WASHINGTON ― The Federal Reserve on Wednesday continued to ramp up its efforts to slow the economy, despite recent bank failures caused partly by rising interest rates.

The central bank announced it is raising interest rates by another quarter of a percentage point, the ninth rate hike since the Fed kicked off its battle against inflation in March 2022.

Mark Zandi, chief economist of Moody’s Analytics, a financial analysis firm, said that continuing to hike interest rates runs contrary to the government’s recent efforts to stabilize banks.

“The Fed’s decision to raise rates is incongruous with efforts to re-establish the stability of the financial system,” Zandi told HuffPost in an email. “It shows a willingness to roll the dice with the financial system and economy to get inflation down more quickly.”

“The last few weeks of financial turmoil have shown that interest rate hikes are wreaking havoc on our financial system. Adding more fuel to the fire will only exacerbate the instability that is of the Fed’s own making.”

– Rakeen Mabud, chief economist with Groundwork Collaborative

Higher interest rates make money more expensive to borrow, causing people to spend less. The Fed is hoping the economy will cool off just enough that businesses set lower prices for goods and services.

But another potential consequence of higher rates is financial instability ― not to mention potentially massive layoffs.

Overall annual inflation has fallen from its peak of 9.1% last summer to 6% in February, but the recent pace of decline has been too slow for the Fed’s liking.

The Fed’s strategy has been controversial from the start, with progressives calling on the central bank to lay off the rate hikes so as to avoid causing a recession.

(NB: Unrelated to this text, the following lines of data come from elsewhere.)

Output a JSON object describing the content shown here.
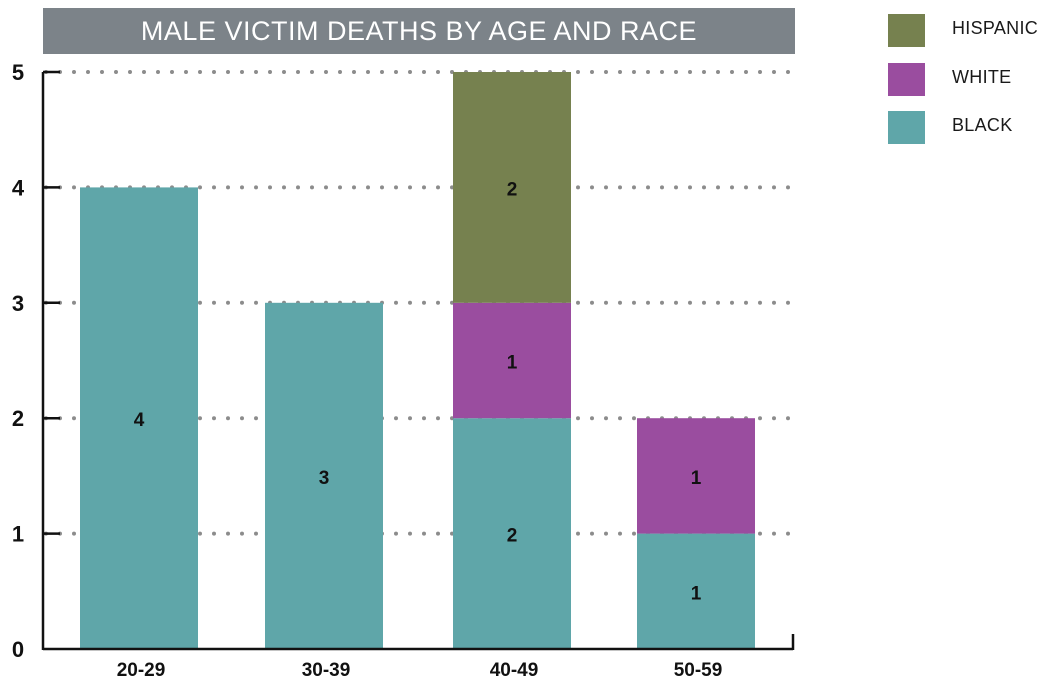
{
  "chart_data": {
    "type": "bar",
    "stacked": true,
    "title": "MALE VICTIM DEATHS BY AGE AND RACE",
    "xlabel": "",
    "ylabel": "",
    "categories": [
      "20-29",
      "30-39",
      "40-49",
      "50-59"
    ],
    "series": [
      {
        "name": "BLACK",
        "color": "#5fa6a9",
        "values": [
          4,
          3,
          2,
          1
        ]
      },
      {
        "name": "WHITE",
        "color": "#9a4d9f",
        "values": [
          0,
          0,
          1,
          1
        ]
      },
      {
        "name": "HISPANIC",
        "color": "#76814f",
        "values": [
          0,
          0,
          2,
          0
        ]
      }
    ],
    "ylim": [
      0,
      5
    ],
    "yticks": [
      0,
      1,
      2,
      3,
      4,
      5
    ],
    "grid": "dotted horizontal",
    "legend_position": "top-right",
    "legend_order": [
      "HISPANIC",
      "WHITE",
      "BLACK"
    ],
    "data_labels": true
  }
}
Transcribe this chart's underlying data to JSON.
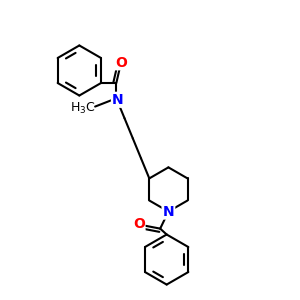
{
  "bg_color": "#ffffff",
  "atom_color_N": "#0000ff",
  "atom_color_O": "#ff0000",
  "atom_color_C": "#000000",
  "bond_color": "#000000",
  "bond_lw": 1.5,
  "font_size_atom": 10,
  "font_size_label": 9,
  "xlim": [
    0,
    10
  ],
  "ylim": [
    0,
    10
  ]
}
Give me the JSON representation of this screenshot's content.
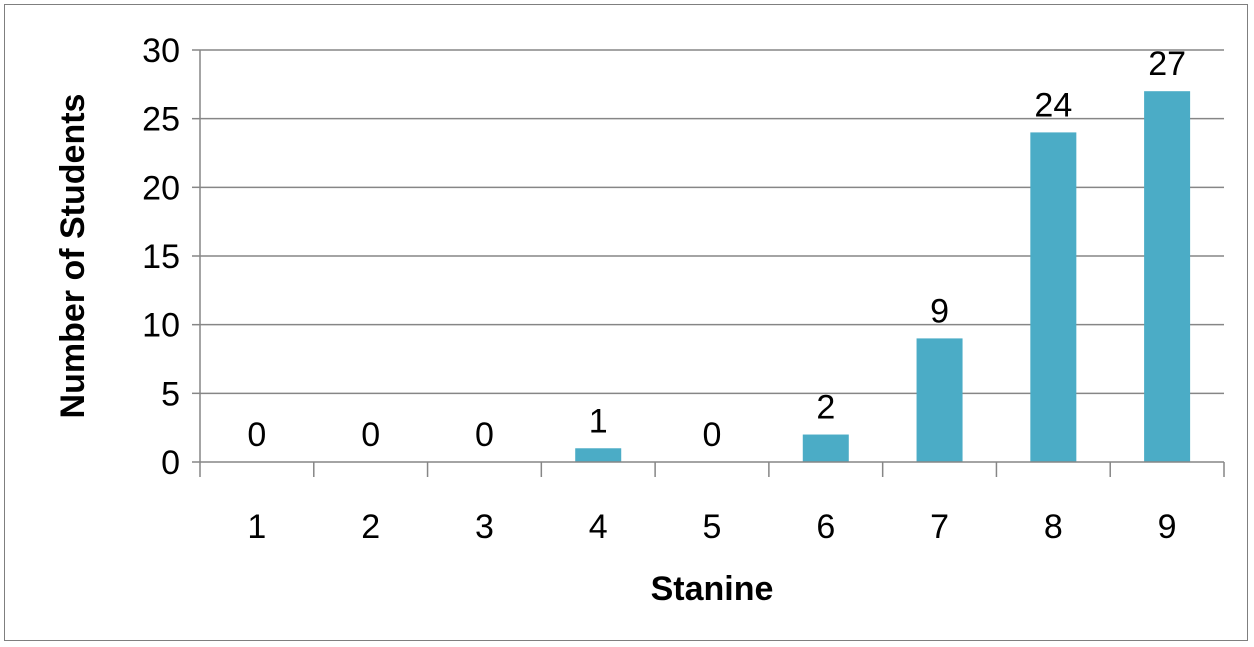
{
  "chart_data": {
    "type": "bar",
    "categories": [
      "1",
      "2",
      "3",
      "4",
      "5",
      "6",
      "7",
      "8",
      "9"
    ],
    "values": [
      0,
      0,
      0,
      1,
      0,
      2,
      9,
      24,
      27
    ],
    "data_labels": [
      "0",
      "0",
      "0",
      "1",
      "0",
      "2",
      "9",
      "24",
      "27"
    ],
    "title": "",
    "xlabel": "Stanine",
    "ylabel": "Number of Students",
    "ylim": [
      0,
      30
    ],
    "yticks": [
      0,
      5,
      10,
      15,
      20,
      25,
      30
    ],
    "grid": true,
    "legend": "none",
    "bar_color": "#4bacc6",
    "grid_color": "#868686"
  }
}
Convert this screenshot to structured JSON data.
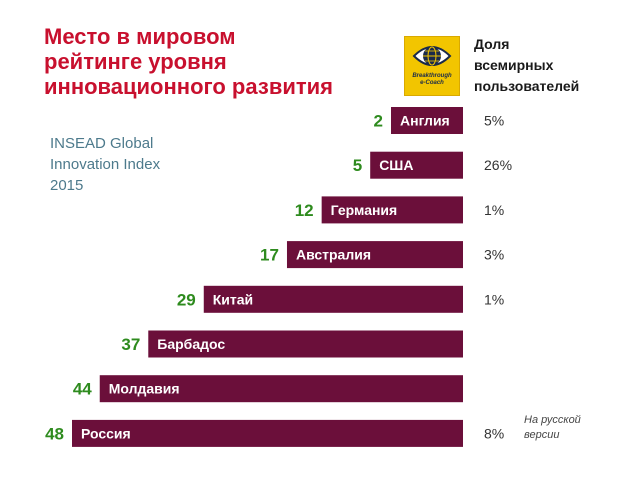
{
  "header": {
    "title_lines": [
      "Место в мировом",
      "рейтинге уровня",
      "инновационного развития"
    ],
    "source_lines": [
      "INSEAD Global",
      "Innovation Index",
      "2015"
    ],
    "share_header_lines": [
      "Доля",
      "всемирных",
      "пользователей"
    ],
    "logo_lines": [
      "Breakthrough",
      "e-Coach"
    ]
  },
  "note_lines": [
    "На русской",
    "версии"
  ],
  "colors": {
    "bar": "#6b0f3a",
    "rank": "#2e8b1e",
    "title": "#c8102e",
    "source": "#4d7a8c",
    "logo_bg": "#f2c500"
  },
  "chart_data": {
    "type": "bar",
    "orientation": "horizontal",
    "title": "Место в мировом рейтинге уровня инновационного развития",
    "categories": [
      "Англия",
      "США",
      "Германия",
      "Австралия",
      "Китай",
      "Барбадос",
      "Молдавия",
      "Россия"
    ],
    "series": [
      {
        "values": [
          2,
          5,
          12,
          17,
          29,
          37,
          44,
          48
        ]
      }
    ],
    "shares": [
      "5%",
      "26%",
      "1%",
      "3%",
      "1%",
      "",
      "",
      "8%"
    ],
    "xlim": [
      0,
      48
    ],
    "grid": false
  }
}
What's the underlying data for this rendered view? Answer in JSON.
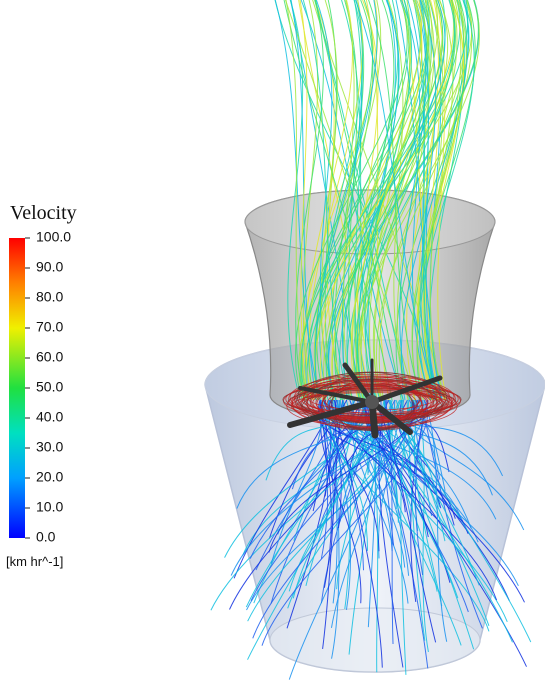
{
  "legend": {
    "title": "Velocity",
    "unit": "[km hr^-1]",
    "range": [
      0,
      100
    ],
    "ticks": [
      {
        "value": 100,
        "label": "100.0"
      },
      {
        "value": 90,
        "label": "90.0"
      },
      {
        "value": 80,
        "label": "80.0"
      },
      {
        "value": 70,
        "label": "70.0"
      },
      {
        "value": 60,
        "label": "60.0"
      },
      {
        "value": 50,
        "label": "50.0"
      },
      {
        "value": 40,
        "label": "40.0"
      },
      {
        "value": 30,
        "label": "30.0"
      },
      {
        "value": 20,
        "label": "20.0"
      },
      {
        "value": 10,
        "label": "10.0"
      },
      {
        "value": 0,
        "label": "0.0"
      }
    ]
  }
}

After all, the higher prices resulted partly from supply chain problems ― such as factories shutting down in China because of COVID ― that are entirely outside the Fed’s control.

But the recent failure of Silicon Valley Bank in California illustrated another way that interest rates can cause economic turmoil ― by making investors complacent about the risk of interest rates rising after a long period of cheap money.

Customers and bystanders form a line outside a Silicon Valley Bank branch location on March 13. The bank’s failure sent shock waves throughout the U.S. and global banking systems.

Silicon Valley Bank invested depositors’ money in low-yield government bonds that lost value when interest rates rose last year. When panicky depositors started withdrawing their money last month, the bank couldn’t pay them. (BuzzFeed, HuffPost’s parent company, banked with SVB.)

“Today’s rate hike is a reckless move by Chair [Jerome] Powell and the Fed,” Rakeen Mabud, chief economist with Groundwork Collaborative, a group of progressive economic experts, said Wednesday. “Chair Powell knows that his aggressive rate-hiking campaign has the potential to cause mass unemployment and economic devastation for millions across the country.”

“The last few weeks of financial turmoil have shown that interest rate hikes are wreaking havoc on our financial system,” she said. “Adding more fuel to the fire will only exacerbate the instability that is of the Fed’s own making.”

In addition to overseeing the money supply, one of the Fed’s jobs is supervising banks ― which it seemingly failed to do in Silicon Valley Bank’s case, after Congress passed a law in 2018 telling regulators to go easy on regional financial institutions.

The Federal Reserve, the U.S. Treasury Department and the Federal Deposit Insurance Corporation swooped in to guarantee deposits at SVB and to make loans available to other regional banks with antsy depositors. Some Republican lawmakers decried the moves as a “bailout,” but officials insisted they had to make depositors whole in order to prevent a broader financial crisis.